Which proved to be right attitude. It was hot. Unbelievably hot, for the UK. Well over 30C at times. It was a hilly trail course. Very hilly. Very steep. Lots of climbing and ascending. Oh, and you had to navigate your own way around using your compass and a map. Given that I hadn’t trained for heat, hills, trails or navigation my happy smile above (early on in the race) can only be blamed on happy fatalism – whatever would happen, would happen and I was just quite confident we would handle it (do you like the compass I was wearing around my neck? Trust me, it proved purely decorative). The heat and the hills slowed us down. Way down.
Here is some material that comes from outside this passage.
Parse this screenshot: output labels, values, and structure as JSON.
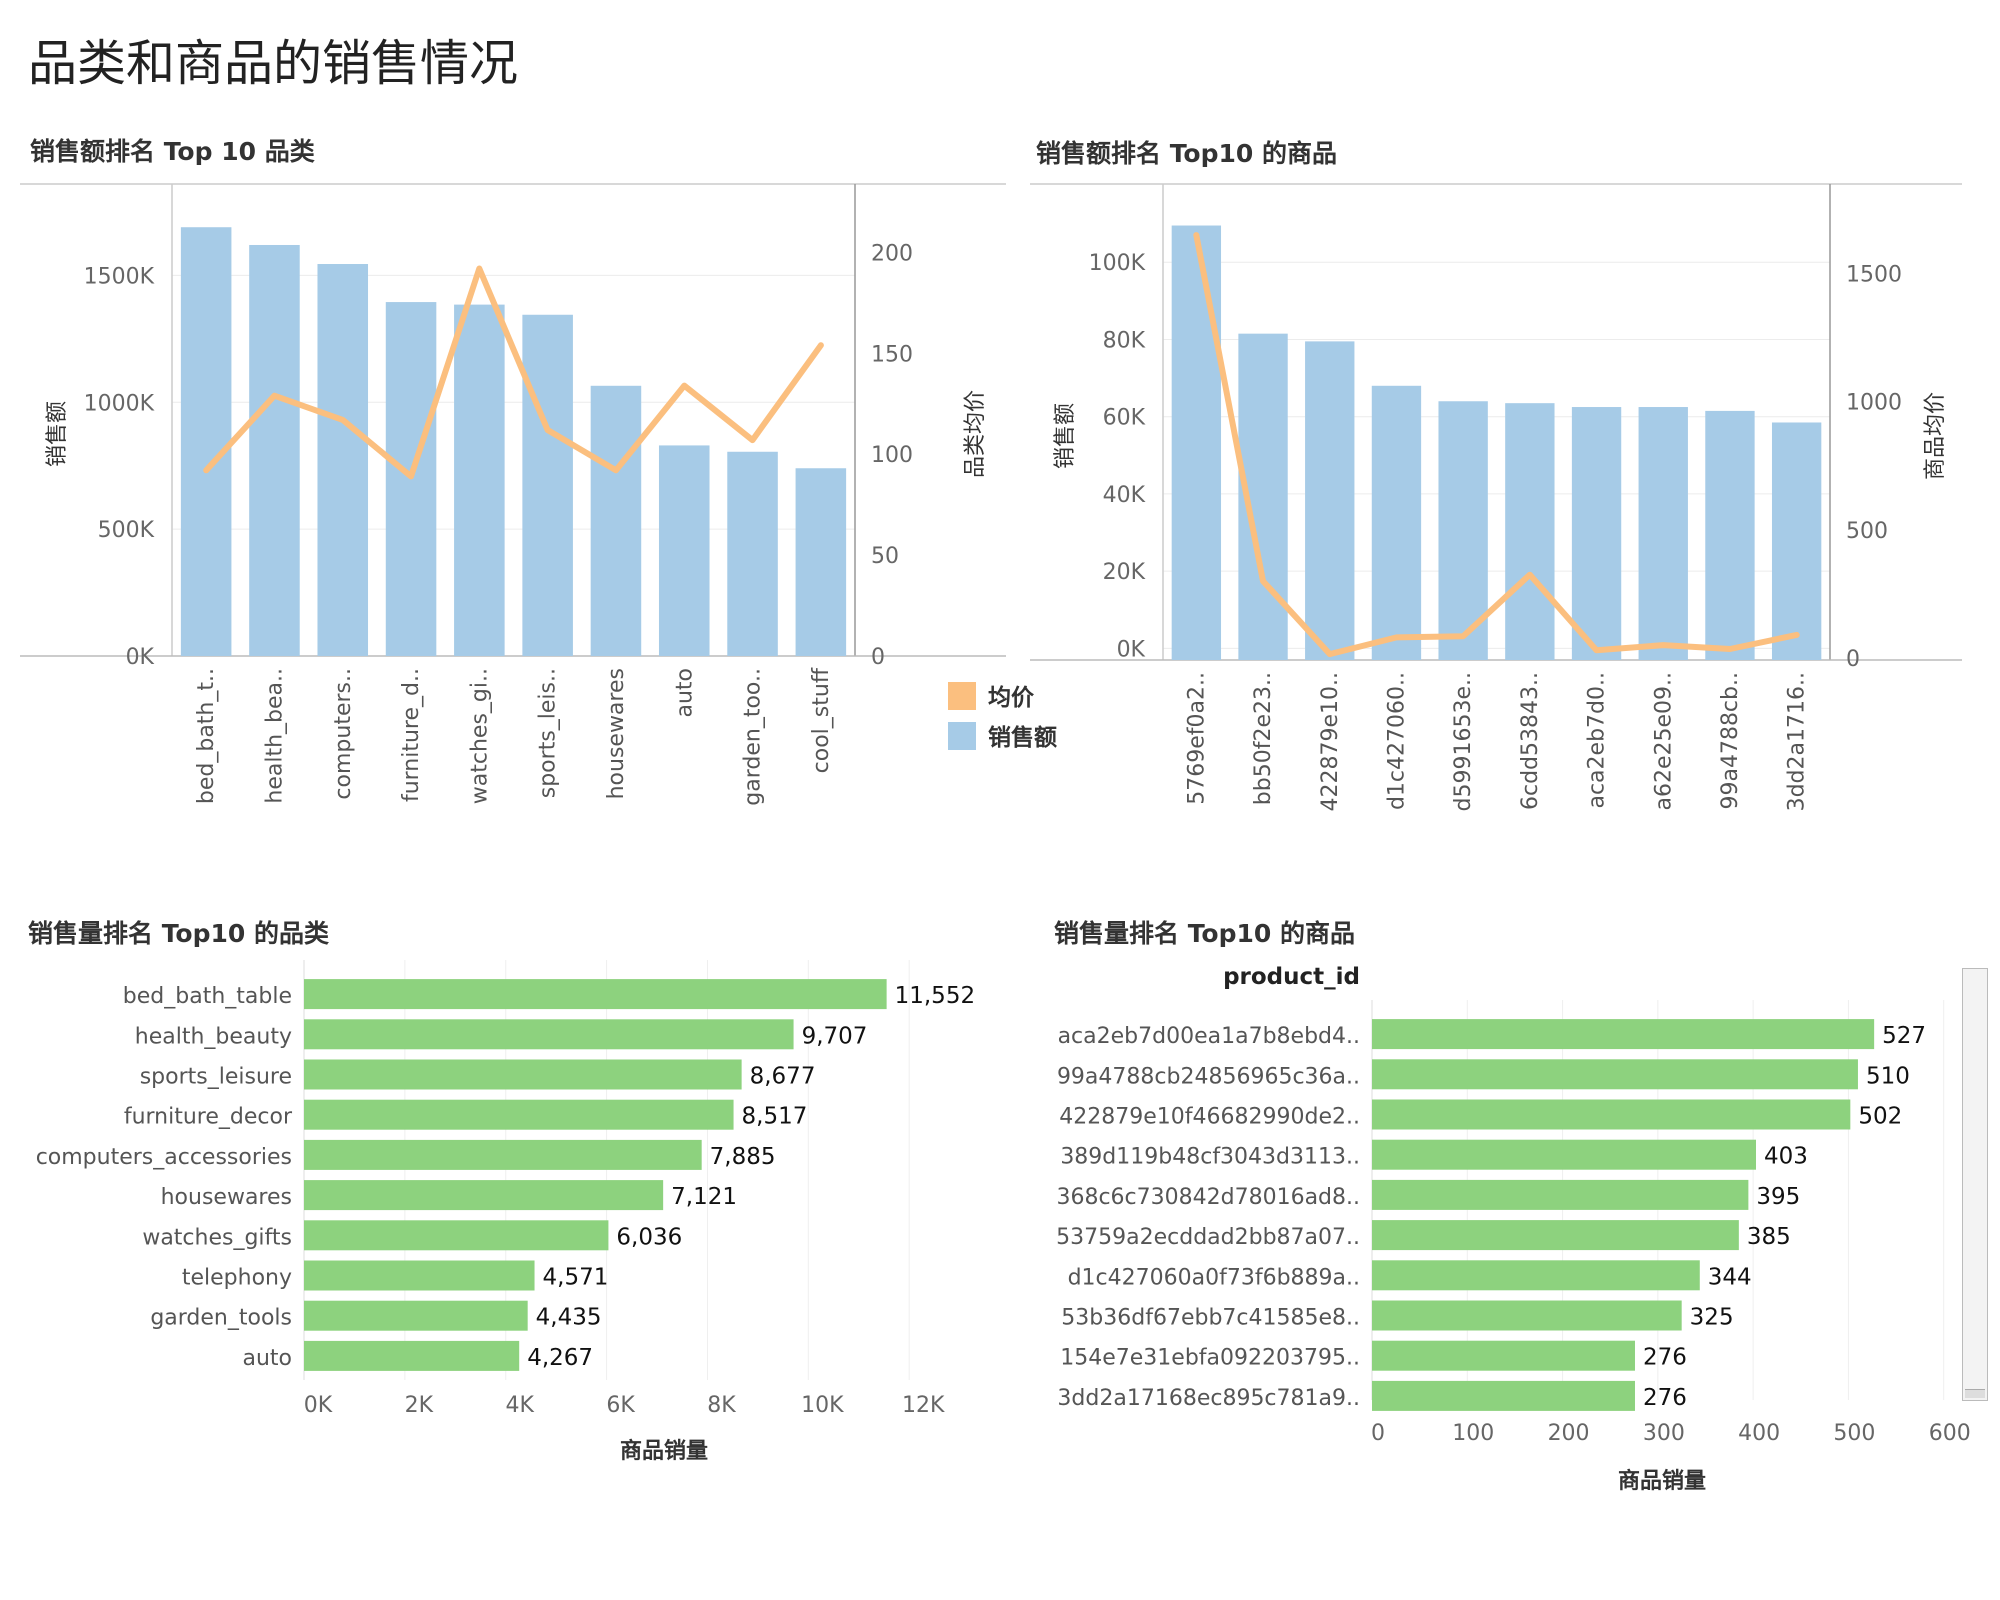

Navigation was not a big issue initially when the field was still pretty close together but things started to fall apart a bit in the last 10 miles. There was an awful lot of stopping and starting, looking at the map, following others (the wrong way, sometimes). When we ended up clambering up a fairly sheer rockface to follow two frenchmen (who, by their own admission had already gone 6 miles in the wrong direction) I thought that we might have bitten off more than we could chew and was briefly tempted to phone for a rescue. Eventually, eventually, we found our way back and we only ran 3 miles further than we needed to. 9 hours and 30 mins. Unbelievably slow you say? You’d be right. We stopped for a good half an hour at the main aid station for food, we got lost and stopped an awful lot to get our bearings (only to lose them again) and the last 10 miles were basically a walk.
I feel a bit odd about it, looking back. My first ultra should have been a big thing. But coming off the back of 2 marathons this season (it was my third big race in 12 weeks) I had run myself completely flat mentally. The ultra was a day out for me in a beautiful part of the country – a day’s running with no goal in mind. As such, it was incredibly freeing and enjoyable. The focus I had for London and Kent was wonderful – it led me to achieve my goal – but I struggle to maintain that focus the whole time. I needed a break and strangely I got it, doing 33 slow miles on a hot day in Derbyshire.
And all I thought when I was done was “I’m done”. I have decided this was the last of my major commitments, running-wise, this year. I am so ready for my schedule to be over. For the pressure to be gone. I’ve never needed a break more than I needed this one.
So the next 4 weeks are my holiday. I’m going on holiday (to Canada and the US) and Adam is training for his first marathon so it’s my turn to support him and do the childcare while he takes the opportunity to go for a run. If I want to run I will, but I have no goals at all. I am determined to be okay with it even if I don’t run at all. 10 years of running and training have taught me to respect the ebb as much as the flow. And that one will not come without the other. And you see, I’m going to really, really need the flow.
Because next July I am going to toe the starting line of Ironman Zurich. Yes – I have committed to the biggest, hairiest-assed goal I’ve ever committed to. The time has arrived where “it feels right”. Not easy, mind. But right.
I’ve had a bit of a revelation, you see. I have come to realise that I tend to look at life, and the opportunities in life, as those that are “for me” and those that are “not for me”. Now, if I put things in the “not for me” category because I don’t want to do them (Formula 1, flower arranging) that’s fine. But I put a great deal of things in the “not for me” category that I am afraid of doing, or afraid of failing at. And at 41 I see this is a dumb approach to life. Life is not big house where I can’t enter certain rooms because they are not for “a person like me”. Whatever “a person like me” is. I have been limiting my ambition and my experience by thinking I can’t go through into those rooms (for example the one that says Ironman) and secretly, I have been waiting to be invited in. That would make it more legitimate. But I now see that that might never happen. And that I need to just do what I want to do. And I want to do an Ironman.
I think training for and completing an Ironman will change my life. And will change me. And I am ready to be changed. The past 10 years have revealed the extraordinary truth to me that physical activity is my single most meaningful trigger for personal change. That is an amazing revelation for me. Physical activity was never something I valued very highly, I spent many years avoiding it, and yet it is the tool by which I understand more about myself and what I am capable of than any other (including the 100s of novels I still read every year). This may not be true for everyone, it may only be true for me. But this truth encourages me to try different things because I know that every itme I try a new thing or set myself a new challenge I discover something about myself that I did not know before. And the overall experience is one that always helps me both understand myself a bit more and like myself a bit more. Accept myself a bit more.
So, following my break this August, the base building will begin.
Keep running my friends – and stick with me!